A main water line does not always have to be completely replaced. It will depend on the situation.
Older homes that develop multiple below ground leaks often are a prime candidate for main water line replacement. Most older homes (pre 1980) will have copper piping in the ground. You may also find polybutylene piping in homes built in the 80s and 90s. But even newer homes (2000 and later) may need full replacement depending on the type of pipe that was installed. Some homes used non UV protected PEX which can break down and crumble making a repair vitually impossible.
The most common pipes we find are copper, poly, pex and PVC. But sometimes we find CPVC or galvanized. While galvanized was accepted as water piping 50 years ago, it shouls never be used today.
Bottom line, it’s all about money. Sometimes a full replacement will save you money if repairs are continuous.
There are several types of pipes used for water lines today. But each have their own pros and cons. Not to mention, each plumber has his/her own preference when it comes to installing water lines.
1. Copper. Copper has been around for a very long time and it’s a good pipe. It’s still used and sometimes required for certain water piping applications. Copper is very good when you need someting rigid. We typically use copper for tub/shower valve spouts/risers and for fixture supply piping (so that it is rigid when you turn the valve on and off). But we don’t recommend copper for below ground installation or for the long runs between fixtures in your home.
2. CPVC. HPC does not use CPVC and will never say it has any pros unless you like cheap. CPVC is a very brittle pipe. It’s so brittle we hate to cut it to repair it. So we definitely do not recommend CPVC for any water line application.
3. PVC. PVC is a great pipe, for drains. We only use PVC for drains. While PVC is the staple for most irrigation and pool companies, HPC does not use PVC for plumbing pipe. PVC can become brittle over time and the glue joints can break down, especially around elbows where water pressure is constantly pushing against it. Male/female connectors also have a tendency to crack at the threads (especially at the water meter). And while there’s a good chance you may have PVC for your main water line, we don’t recommend it nor do we install it.
4. PEX. PEX is the newest pipe of the 4 we’ve mentioned so far. At HPC we think it’s the best as long as it’s UV protected. PEX is flexible, comes in long rolls so you only need a few fittings below ground, and the price is reasonable. HPC will always recommend PEX for below ground main water line.
** The next 2 options should never be used for water lines.
5. Polybutylene. Yes we find a lot of poly that was used as main water line. It’s illegal to use it now but in the 80s and 90s it was the staple for water lines. So if you by chance run across a free 500′ roll of poly that’s been sitting in someone’s shed since 1982, don’t use it as your main water line!

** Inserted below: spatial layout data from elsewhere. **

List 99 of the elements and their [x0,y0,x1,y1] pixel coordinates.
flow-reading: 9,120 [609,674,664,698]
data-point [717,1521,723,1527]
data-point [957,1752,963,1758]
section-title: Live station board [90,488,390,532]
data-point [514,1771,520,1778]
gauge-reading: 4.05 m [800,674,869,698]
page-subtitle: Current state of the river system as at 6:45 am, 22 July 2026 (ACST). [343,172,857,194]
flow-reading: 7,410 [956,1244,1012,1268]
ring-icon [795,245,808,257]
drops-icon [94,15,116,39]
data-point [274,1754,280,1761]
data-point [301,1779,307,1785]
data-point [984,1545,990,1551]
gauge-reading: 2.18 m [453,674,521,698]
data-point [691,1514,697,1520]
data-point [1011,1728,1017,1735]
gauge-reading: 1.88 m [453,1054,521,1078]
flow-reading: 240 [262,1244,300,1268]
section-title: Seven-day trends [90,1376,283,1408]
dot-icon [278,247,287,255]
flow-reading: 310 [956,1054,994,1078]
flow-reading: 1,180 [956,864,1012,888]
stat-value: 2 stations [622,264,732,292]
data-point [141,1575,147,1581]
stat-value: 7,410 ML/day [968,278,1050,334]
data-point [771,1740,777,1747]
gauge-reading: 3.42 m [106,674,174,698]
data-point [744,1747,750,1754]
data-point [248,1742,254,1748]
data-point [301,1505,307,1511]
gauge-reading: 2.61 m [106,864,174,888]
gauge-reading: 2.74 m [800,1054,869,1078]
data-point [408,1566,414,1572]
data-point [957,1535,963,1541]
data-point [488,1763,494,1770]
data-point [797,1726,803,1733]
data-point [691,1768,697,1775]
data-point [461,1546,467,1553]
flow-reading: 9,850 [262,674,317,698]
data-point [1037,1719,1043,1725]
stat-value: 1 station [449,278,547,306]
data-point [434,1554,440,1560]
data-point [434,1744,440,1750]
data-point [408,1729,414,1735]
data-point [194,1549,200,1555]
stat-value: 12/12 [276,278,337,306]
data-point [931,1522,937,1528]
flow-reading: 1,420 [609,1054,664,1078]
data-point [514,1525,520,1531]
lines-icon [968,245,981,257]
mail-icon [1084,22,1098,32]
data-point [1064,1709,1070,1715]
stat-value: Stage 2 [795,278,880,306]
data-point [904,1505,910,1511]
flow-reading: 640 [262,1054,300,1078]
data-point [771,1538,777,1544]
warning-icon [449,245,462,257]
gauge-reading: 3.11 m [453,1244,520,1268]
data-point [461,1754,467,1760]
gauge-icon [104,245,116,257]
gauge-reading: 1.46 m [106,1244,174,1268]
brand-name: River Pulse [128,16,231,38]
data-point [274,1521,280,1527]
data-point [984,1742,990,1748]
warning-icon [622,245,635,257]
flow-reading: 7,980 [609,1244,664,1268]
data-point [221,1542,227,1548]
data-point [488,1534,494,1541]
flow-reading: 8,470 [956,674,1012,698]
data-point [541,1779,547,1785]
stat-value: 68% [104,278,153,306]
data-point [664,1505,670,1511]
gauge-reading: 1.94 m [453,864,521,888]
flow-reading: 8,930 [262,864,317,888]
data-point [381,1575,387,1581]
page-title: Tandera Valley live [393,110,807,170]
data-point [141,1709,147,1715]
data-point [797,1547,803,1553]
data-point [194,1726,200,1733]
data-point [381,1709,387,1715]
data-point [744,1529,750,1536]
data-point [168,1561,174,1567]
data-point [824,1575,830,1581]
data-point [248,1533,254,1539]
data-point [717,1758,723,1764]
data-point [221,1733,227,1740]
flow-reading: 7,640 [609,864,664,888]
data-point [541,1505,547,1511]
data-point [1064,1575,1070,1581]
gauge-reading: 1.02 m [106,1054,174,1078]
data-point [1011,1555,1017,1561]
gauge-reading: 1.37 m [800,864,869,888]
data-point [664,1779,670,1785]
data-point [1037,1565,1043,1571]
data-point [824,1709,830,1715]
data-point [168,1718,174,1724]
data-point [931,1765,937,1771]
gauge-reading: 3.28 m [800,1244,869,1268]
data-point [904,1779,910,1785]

6. Galvanized. Galvanized pipe is a great pipe when used for gas. And in the earlier part of the 1900s it was widely used for water lines. But it should never be used as water line today. We too often see galvanized nipples used to connect hose bibs, water heaters, tub valves and fixture stops today. Please don’t let your “plumber” use galvanized on any part of your water supply. And if your main water line is galvanized, plan on replacing it because connecting to it for a repair is 99% impossible.
Hanahan Plumbing Co will always recommend PEX for replacement of your main water line.
But if you have an existing copper of PVC main water line, we’ll try to repair it for you unless replacement is the best option.
Thanks for reading and we hope we’ve shed some light on main water line replacement piping options.